2. La esencia del evangelio: Poder de Dios El evangelio no es solo un mensaje, es el poder activo de Dios transformando vidas. 1 Corintios 1:18 Porque la palabra de la cruz es locura a los que se pierden; pero a los que se salvan, esto es, a nosotros, es poder de Dios Hebreos 4:12 Porque la palabra de Dios es viva y eficaz, y más cortante que toda espada de dos filos; y penetra hasta partir el alma y el espíritu, las coyunturas y los tuétanos, y discierne los pensamientos y las intenciones del corazón El evangelio tiene poder para cambiar corazones, romper cadenas y dar nueva vida.
4. El alcance del evangelio: Para todos El mensaje no tiene barreras culturales, sociales ni raciales.
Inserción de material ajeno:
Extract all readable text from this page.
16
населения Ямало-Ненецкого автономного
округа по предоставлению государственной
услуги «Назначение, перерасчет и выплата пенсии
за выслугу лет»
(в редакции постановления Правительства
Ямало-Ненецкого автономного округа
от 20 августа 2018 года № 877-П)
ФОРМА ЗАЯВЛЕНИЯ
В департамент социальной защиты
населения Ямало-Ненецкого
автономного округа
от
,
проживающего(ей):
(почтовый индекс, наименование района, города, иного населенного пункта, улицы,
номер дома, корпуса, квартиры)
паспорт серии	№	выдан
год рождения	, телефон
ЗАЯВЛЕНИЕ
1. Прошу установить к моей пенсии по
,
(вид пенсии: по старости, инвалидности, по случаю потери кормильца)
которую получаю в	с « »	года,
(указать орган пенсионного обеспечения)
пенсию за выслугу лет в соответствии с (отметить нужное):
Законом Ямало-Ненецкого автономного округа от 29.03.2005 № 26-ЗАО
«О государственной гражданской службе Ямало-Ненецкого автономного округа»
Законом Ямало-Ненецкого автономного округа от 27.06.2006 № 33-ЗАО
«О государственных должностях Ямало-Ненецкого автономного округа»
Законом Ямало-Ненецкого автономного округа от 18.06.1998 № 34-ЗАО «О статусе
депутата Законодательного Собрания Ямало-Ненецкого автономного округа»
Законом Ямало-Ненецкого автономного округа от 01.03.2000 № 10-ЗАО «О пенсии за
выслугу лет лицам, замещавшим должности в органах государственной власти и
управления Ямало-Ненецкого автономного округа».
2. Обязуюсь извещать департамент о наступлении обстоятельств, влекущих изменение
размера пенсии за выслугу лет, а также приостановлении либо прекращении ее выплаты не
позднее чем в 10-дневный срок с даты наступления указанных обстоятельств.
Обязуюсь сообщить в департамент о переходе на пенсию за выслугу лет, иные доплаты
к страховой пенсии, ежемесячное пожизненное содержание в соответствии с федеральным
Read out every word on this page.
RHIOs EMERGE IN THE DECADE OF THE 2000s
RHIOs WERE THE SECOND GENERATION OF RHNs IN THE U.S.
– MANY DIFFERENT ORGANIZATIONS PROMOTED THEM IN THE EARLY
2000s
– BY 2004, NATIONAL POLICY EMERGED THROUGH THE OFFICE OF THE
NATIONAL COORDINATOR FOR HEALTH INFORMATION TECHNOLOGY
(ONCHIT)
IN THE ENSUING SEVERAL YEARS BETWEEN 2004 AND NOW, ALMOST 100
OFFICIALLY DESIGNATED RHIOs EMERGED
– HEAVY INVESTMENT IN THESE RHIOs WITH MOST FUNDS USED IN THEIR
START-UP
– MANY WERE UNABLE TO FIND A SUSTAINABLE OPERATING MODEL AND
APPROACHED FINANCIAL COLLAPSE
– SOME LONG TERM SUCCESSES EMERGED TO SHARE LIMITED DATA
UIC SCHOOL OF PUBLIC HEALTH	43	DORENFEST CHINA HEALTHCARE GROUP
Hechos 10:34-35 Entonces Pedro, abriendo la boca, dijo: En verdad comprendo que Dios no hace acepción de personas, sino que en toda nación se agrada del que le teme y hace justicia Gálatas 3:28 Ya no hay judío ni griego; no hay esclavo ni libre; no hay varón ni mujer; porque todos vosotros sois uno en Cristo Jesús. El evangelio es universal; nadie está excluido del amor y la gracia de Dios.
Conclusión: Romanos 1:16 nos desafía a vivir sin vergüenza del evangelio, entendiendo que es el poder de Dios para salvar a todo aquel que cree. Como creyentes, debemos proclamarlo con valentía, confiar en su poder transformador y compartirlo con todos sin distinción.